BGH, Urteil vom 16.02.2006 - Aktenzeichen III ZR 68/05

DRsp Nr. 2006/7404

Haftung des Betreibers eines Stauwehrs für Schäden bei Hochwasser

»Zu den Sorgfaltspflichten des Betreibers einer Stauanlage bei Hochwasser.«

Normenkette:

BGB § 823 ; Nieders. WasserG § 84 ;

Tatbestand:

Die Klägerin betreibt in R. in der M. Straße einen Einzelhandel für Büroartikel und eine Druckerei. Ca. 50 m nördlich unterquert der sogenannte M., ein Arm der Wiedau, die M. Straße. Unmittelbar an dem Brückenbauwerk befindet sich ein zu einer Wassermühle des Beklagten gehörendes bewegliches Stauwehr. Das Sommerstauziel hierfür ist seit einer Entscheidung des Kreisausschusses des Kreises R. vom 29. September 1921 auf 19,35 m über NN festgesetzt.
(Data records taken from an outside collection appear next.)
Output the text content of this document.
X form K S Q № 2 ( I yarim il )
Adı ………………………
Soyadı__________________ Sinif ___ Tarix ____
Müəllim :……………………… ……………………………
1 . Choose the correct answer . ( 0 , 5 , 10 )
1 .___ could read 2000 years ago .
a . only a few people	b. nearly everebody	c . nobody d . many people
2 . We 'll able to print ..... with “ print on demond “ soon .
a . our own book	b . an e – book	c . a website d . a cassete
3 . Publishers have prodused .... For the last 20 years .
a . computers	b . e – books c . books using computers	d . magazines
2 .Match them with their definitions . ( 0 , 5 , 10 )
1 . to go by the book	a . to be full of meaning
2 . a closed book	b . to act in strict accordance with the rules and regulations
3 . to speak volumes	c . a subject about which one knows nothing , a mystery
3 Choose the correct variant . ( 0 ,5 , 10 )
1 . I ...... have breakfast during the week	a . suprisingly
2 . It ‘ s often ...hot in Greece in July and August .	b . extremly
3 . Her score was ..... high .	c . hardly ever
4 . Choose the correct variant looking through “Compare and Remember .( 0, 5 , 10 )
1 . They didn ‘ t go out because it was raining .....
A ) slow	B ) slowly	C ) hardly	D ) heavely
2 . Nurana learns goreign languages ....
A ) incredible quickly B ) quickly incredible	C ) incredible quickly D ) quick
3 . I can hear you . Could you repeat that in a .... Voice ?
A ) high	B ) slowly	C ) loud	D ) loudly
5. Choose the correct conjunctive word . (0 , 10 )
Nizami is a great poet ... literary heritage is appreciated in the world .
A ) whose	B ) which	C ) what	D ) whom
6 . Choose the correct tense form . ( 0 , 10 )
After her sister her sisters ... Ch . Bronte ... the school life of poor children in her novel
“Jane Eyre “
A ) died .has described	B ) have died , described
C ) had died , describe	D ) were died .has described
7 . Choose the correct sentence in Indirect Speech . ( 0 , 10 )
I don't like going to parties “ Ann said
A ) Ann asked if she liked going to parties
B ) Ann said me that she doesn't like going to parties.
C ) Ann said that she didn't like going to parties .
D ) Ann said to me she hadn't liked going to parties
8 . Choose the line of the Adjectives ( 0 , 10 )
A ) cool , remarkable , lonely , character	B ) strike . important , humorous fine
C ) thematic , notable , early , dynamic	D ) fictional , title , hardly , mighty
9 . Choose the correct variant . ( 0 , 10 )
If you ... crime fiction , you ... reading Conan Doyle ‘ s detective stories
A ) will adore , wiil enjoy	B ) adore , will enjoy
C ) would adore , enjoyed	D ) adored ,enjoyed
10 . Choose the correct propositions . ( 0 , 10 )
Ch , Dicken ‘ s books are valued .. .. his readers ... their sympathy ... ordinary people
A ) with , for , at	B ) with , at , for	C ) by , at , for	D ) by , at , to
In den Tagen vor dem 17. Juli 2002 kam es Norddeutschland zu ergiebigen Regenfällen. Weitere Niederschläge vom 18. und 19. Juli 2002 bewirkten unter im Einzelnen streitigen Umständen eine Überschwemmung großer Teile der M. Straße, durch die auch das Hausgrundstück der Klägerin überflutet wurde. Für ihren auf 361.237,60 EUR bezifferten Schaden macht die Klägerin den Beklagten verantwortlich. Sie hat vorgetragen, er habe das Stauwehr nicht, wie erforderlich, bereits am 17. Juli 2002, als das Sommerstauziel überschritten worden sei, oder zumindest in der Nacht vom 18. auf den 19. Juli 2002 vollständig geöffnet, sondern erst am 19. Juli 2002 gegen 12.30 Uhr. Hierdurch bedingt habe sich das Wasser oberhalb des Wehrs und in der M. Straße bis zu einem Wasserstand von 20,48 m über NN aufgestaut. Hätte der Beklagte demgegenüber sein Stauwehr rechtzeitig geöffnet, wäre die festgesetzte Stauhöhe nicht überschritten und die Überschwemmung vermieden worden.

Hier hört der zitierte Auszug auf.